Kalau dalam kalender gereja kami, kemarin Minggu, 2 Maret 2014 adalah Minggu Transfigurasi. Mengingat kisah saat Kristus Yesus dimuliakan di atas gunung, bertemu dengan Musa dan Elia, disaksikan oleh Petrus, Yakobus, dan Yohanes. Kisah ini bisa kita baca dalam Matius 17:1-8; Markus 9:1-8; Lukas 9:28-36.
Bisa kita bayangkan bagaimana perasaan tiga murid-Nya dengan penglihatan yang mereka saksikan itu, betapa bahagianya mereka hingga mereka berniat mendirikan tiga kemah di sana. Inilah perenungan dan tafsiran ringkas saya tentang peristiwa transfigurasi.
Dalam peristiwa transfigurasi, ketiga penulis kitab Injil memiliki kesamaan menangkap satu hal.

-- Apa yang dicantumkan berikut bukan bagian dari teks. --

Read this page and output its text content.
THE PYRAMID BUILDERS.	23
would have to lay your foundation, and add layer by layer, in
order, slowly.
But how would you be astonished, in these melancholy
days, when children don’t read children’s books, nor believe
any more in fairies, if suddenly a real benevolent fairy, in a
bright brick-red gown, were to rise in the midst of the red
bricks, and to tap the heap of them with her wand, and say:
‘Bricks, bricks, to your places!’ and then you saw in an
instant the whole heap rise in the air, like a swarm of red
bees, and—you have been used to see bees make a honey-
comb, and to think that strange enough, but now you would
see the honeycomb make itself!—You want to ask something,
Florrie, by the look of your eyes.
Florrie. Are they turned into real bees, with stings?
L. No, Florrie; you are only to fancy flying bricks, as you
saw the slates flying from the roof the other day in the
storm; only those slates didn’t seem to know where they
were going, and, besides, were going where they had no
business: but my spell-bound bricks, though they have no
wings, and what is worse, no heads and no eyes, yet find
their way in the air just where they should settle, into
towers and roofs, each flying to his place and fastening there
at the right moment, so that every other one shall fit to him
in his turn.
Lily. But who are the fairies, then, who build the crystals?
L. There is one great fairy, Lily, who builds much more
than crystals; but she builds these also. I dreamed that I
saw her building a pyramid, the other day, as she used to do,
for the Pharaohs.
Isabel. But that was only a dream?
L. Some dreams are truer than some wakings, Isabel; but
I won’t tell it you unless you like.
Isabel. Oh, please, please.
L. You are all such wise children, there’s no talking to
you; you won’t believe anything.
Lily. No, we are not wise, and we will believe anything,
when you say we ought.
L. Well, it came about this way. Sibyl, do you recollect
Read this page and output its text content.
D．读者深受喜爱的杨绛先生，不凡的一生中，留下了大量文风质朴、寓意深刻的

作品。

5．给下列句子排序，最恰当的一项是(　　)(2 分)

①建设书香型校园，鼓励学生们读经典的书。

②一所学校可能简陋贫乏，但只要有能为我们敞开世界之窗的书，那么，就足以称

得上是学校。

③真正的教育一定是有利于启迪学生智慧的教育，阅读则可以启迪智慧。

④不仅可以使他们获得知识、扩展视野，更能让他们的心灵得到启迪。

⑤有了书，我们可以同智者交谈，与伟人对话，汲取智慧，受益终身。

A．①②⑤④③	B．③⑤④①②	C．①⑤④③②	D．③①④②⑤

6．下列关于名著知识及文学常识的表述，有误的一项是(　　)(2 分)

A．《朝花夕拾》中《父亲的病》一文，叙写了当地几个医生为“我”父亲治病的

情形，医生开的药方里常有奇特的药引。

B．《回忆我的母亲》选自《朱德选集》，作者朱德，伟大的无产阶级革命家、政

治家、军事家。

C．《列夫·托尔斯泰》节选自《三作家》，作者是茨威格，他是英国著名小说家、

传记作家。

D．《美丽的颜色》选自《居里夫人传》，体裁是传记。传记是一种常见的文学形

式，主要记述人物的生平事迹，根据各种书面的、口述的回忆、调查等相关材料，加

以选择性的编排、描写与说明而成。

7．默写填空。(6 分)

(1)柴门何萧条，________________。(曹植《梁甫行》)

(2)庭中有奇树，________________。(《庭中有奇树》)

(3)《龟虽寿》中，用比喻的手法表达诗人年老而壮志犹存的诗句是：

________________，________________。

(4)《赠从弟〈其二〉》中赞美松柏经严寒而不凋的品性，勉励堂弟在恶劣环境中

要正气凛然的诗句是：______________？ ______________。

Dan tiba-tiba sedang ia berkata-kata turunlah awan yang terang menaungi mereka dan dari dalam awan itu terdengar suara yang berkata: “Inilah Anak yang Kukasihi, kepada-Nyalah Aku berkenan, dengarkanlah Dia.”[1]
Maka datanglah awan menaungi mereka dan dari dalam awan itu terdengar suara: “Inilah Anak yang kukasihi, dengarkanlah Dia.”[2]
Maka terdengarlah suara dari dalam awan itu, yang berkata: “Inilah Anak-Ku yang Kupilih, dengarkanlah Dia.”[3]
Ada pesan dari Sorga yang harus diingat oleh tiga murid itu – yang juga harus kita camkan dalam hidup kita – bukan tentang bahagianya mereka menerima penglihatan itu, melainkan tentang sebuah perintah “Dengarkanlah Dia!”.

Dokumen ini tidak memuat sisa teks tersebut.